WASHINGTON — US Jewish groups and leaders reacted angrily Tuesday after the Trump administration announced it was rolling back an Obama-era executive order that protected young immigrants from deportation, citing the Jewish community’s own experiences as immigrants to America.
Following Attorney General Jeff Sessions’ remarks, in which he officially announced — on behalf of US President Donald Trump — an end to the Deferred Action for Childhood Arrivals (DACA) program and called on Congress to replace the policy by March 2018, organizations promptly put out statements lambasting the move.
“President Trump’s decision to end the DACA program is morally misguided and poor public policy,” said Rabbi Jonah Pesner, director of the Religious Action Center of Reform Judaism. “The contributions of DACA recipients – young people brought to this country by their parents and who lack citizenship through no fault of their own – make our country stronger.”
Roughly 800,000 current beneficiaries of the program, also known as Dreamers, will be ultimately impacted by this reversal, but White House officials said there will be a cushion period before it takes effect.

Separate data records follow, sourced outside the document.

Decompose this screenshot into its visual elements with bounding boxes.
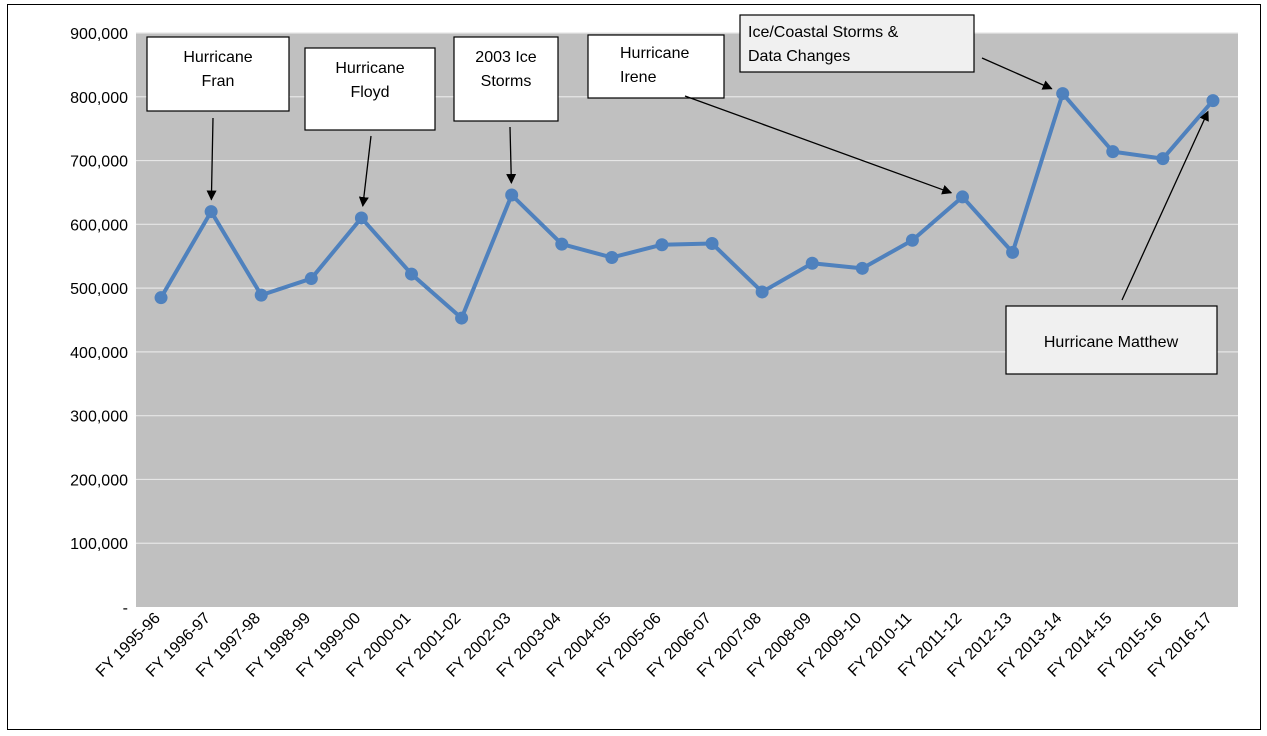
annotation-callout: Hurricane Irene (587, 34, 953, 195)
annotation-callout: Ice/Coastal Storms & Data Changes (739, 14, 1053, 90)
series-line (159, 91, 1215, 321)
y-tick-label: 700,000 (70, 154, 128, 171)
data-point (1156, 152, 1170, 166)
annotation-callout: Hurricane Matthew (1005, 110, 1218, 375)
data-point (204, 205, 218, 219)
data-point (304, 272, 318, 286)
data-point (405, 267, 418, 281)
annotation-text: Floyd (350, 84, 389, 101)
y-tick-label: 300,000 (70, 409, 128, 426)
y-axis-ticks: 900,000 800,000 700,000 600,000 500,000 400,0… (70, 26, 128, 617)
annotation-arrow (206, 117, 217, 201)
annotation-text: Storms (481, 73, 532, 90)
y-tick-label: 500,000 (70, 281, 128, 298)
annotation-text: Hurricane (620, 45, 689, 62)
annotation-text: Fran (202, 73, 235, 90)
y-tick-label: 800,000 (70, 90, 128, 107)
data-point (455, 311, 469, 325)
data-point (154, 291, 168, 305)
data-point (956, 190, 969, 204)
data-point (1006, 245, 1020, 259)
data-point (1206, 94, 1220, 108)
annotation-box (1005, 305, 1218, 375)
y-tick-label: - (123, 600, 128, 617)
annotation-arrow (506, 126, 517, 184)
annotation-box (304, 47, 436, 131)
data-point (555, 237, 569, 251)
annotation-box (453, 36, 559, 122)
annotation-callout: Hurricane Fran (146, 36, 290, 201)
data-point (705, 236, 719, 250)
annotation-callout: Hurricane Floyd (304, 47, 436, 208)
annotation-box (146, 36, 290, 112)
annotation-text: Irene (620, 69, 657, 86)
annotation-text: Data Changes (748, 48, 850, 65)
data-point (605, 250, 619, 264)
y-tick-label: 100,000 (70, 536, 128, 553)
data-point (505, 188, 519, 202)
annotation-text: Hurricane (183, 49, 252, 66)
annotation-text: 2003 Ice (475, 49, 536, 66)
data-point (855, 261, 869, 275)
data-point (254, 288, 268, 302)
series-group (154, 87, 1220, 325)
data-point (805, 256, 819, 270)
annotation-box (587, 34, 725, 99)
y-tick-label: 200,000 (70, 472, 128, 489)
annotation-arrow (358, 135, 372, 208)
annotation-arrow (981, 57, 1053, 90)
data-point (1106, 145, 1120, 159)
annotation-callout: 2003 Ice Storms (453, 36, 559, 184)
annotation-text: Ice/Coastal Storms & (748, 24, 899, 41)
annotations: Hurricane Fran Hurricane Floyd 2003 Ice Storm… (146, 14, 1218, 375)
data-point (655, 238, 669, 252)
y-tick-label: 400,000 (70, 345, 128, 362)
data-point (1056, 87, 1070, 101)
annotation-text: Hurricane Matthew (1044, 334, 1179, 351)
annotation-arrow (684, 95, 953, 195)
data-point (755, 285, 769, 299)
data-point (905, 233, 919, 247)
annotation-arrow (1121, 110, 1209, 301)
annotation-text: Hurricane (335, 60, 404, 77)
y-tick-label: 900,000 (70, 26, 128, 43)
y-tick-label: 600,000 (70, 217, 128, 234)
annotation-box (739, 14, 975, 73)
data-point (354, 211, 368, 225)
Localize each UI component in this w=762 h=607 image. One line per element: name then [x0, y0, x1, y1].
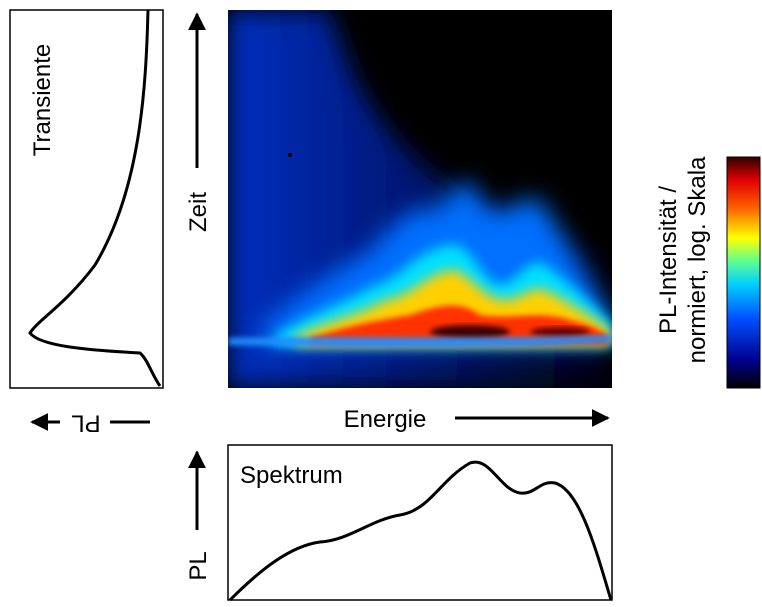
colorbar-label: normiert, log. Skala [684, 156, 711, 363]
spectrum-frame [227, 444, 613, 601]
glow-dark [530, 327, 590, 337]
excitation-line [228, 335, 612, 348]
glow-red [310, 305, 608, 345]
transient-curve [28, 9, 162, 387]
spectrum-axis-label: PL [185, 551, 212, 580]
spectrum-label: Spektrum [240, 462, 343, 489]
colorbar [726, 156, 761, 389]
time-label: Zeit [185, 192, 212, 232]
glow-dark [430, 325, 510, 339]
transient-label: Transiente [29, 44, 56, 157]
spectrum-curve [228, 460, 613, 602]
transient-axis-label: PL [71, 410, 100, 437]
dust-spot [288, 153, 292, 157]
colorbar-label: PL-Intensität / [655, 186, 682, 334]
streak-image [228, 10, 612, 388]
label-bg [60, 408, 110, 436]
energy-label: Energie [344, 406, 427, 433]
transient-frame [9, 9, 164, 389]
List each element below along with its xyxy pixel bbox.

Sessions told reporters during his press conference that Obama established DACA through an unconstitutional overreach of his executive authority. “The executive branch through DACA deliberately sought to achieve what the legislative branch specifically refused to authorize on multiple occasions,” he said.
Nevertheless, the Anti-Defamation League vowed to fight the administration’s decision.
“This action by the president and his administration is cruel, unnecessary and inconsistent with the core values of our country,” the group’s CEO, Jonathan Greenblatt, said in a statement. “We support an immigration policy that is comprehensive, protects our security, reunites families and improves our economy while honoring our values as a nation of immigrants.”
‘We support a bipartisan effort to protect these young immigrants and renew our call on Congress to act now,” he added.
The American Jewish Committee, for its part, called it a “devastating blow to hundreds of thousands of young people who have benefited from the program — and who have in turn contributed to communities across the country.”
Richard T. Foltin, AJC’s director of national and legislative affairs, insisted that “welcoming, not penalizing, these young people, who, as children, could not have knowingly violated any law, is in consonance with our nation’s foundational principles.”
Guila Franklin Siegel, associate director of the Jewish Community Relations Council of Greater Washington, said that DACA beneficiaries invoked a particular resonance with the American concept.
“There’s a reason why those in the program were called Dreamers, because the program represented every aspiration that is commensurate with the American ideal, with the fact that people can start out with nothing and make lives for themselves and become productive members of society and achieve beyond what they were born into,” she told The Times of Israel.
Mark Hetfield, President and CEO of HIAS, the global Jewish nonprofit that protects refugees, said: “Like generations of immigrants before, including millions of Jewish parents and grandparents, the parents of these kids have made enormous sacrifices, not for themselves, but in the hope that their children would have a chance at a real future.” He went on, “The president has likely put the American dream out of reach for countless people today, as he continues to reverse course on the American tradition of welcoming immigrants and refugees.”
Some invoked Jewish history to suggest that the Trump administration’s policy toward immigrants represented an affront to their values.
Said Pesner: “As Jews, our people have known the experience of being ‘strangers in strange lands.’ Our past reminds us of the struggles faced by so many immigrants today. Because of this history, Judaism demands that we welcome the stranger and compels us to work for a just immigration system.”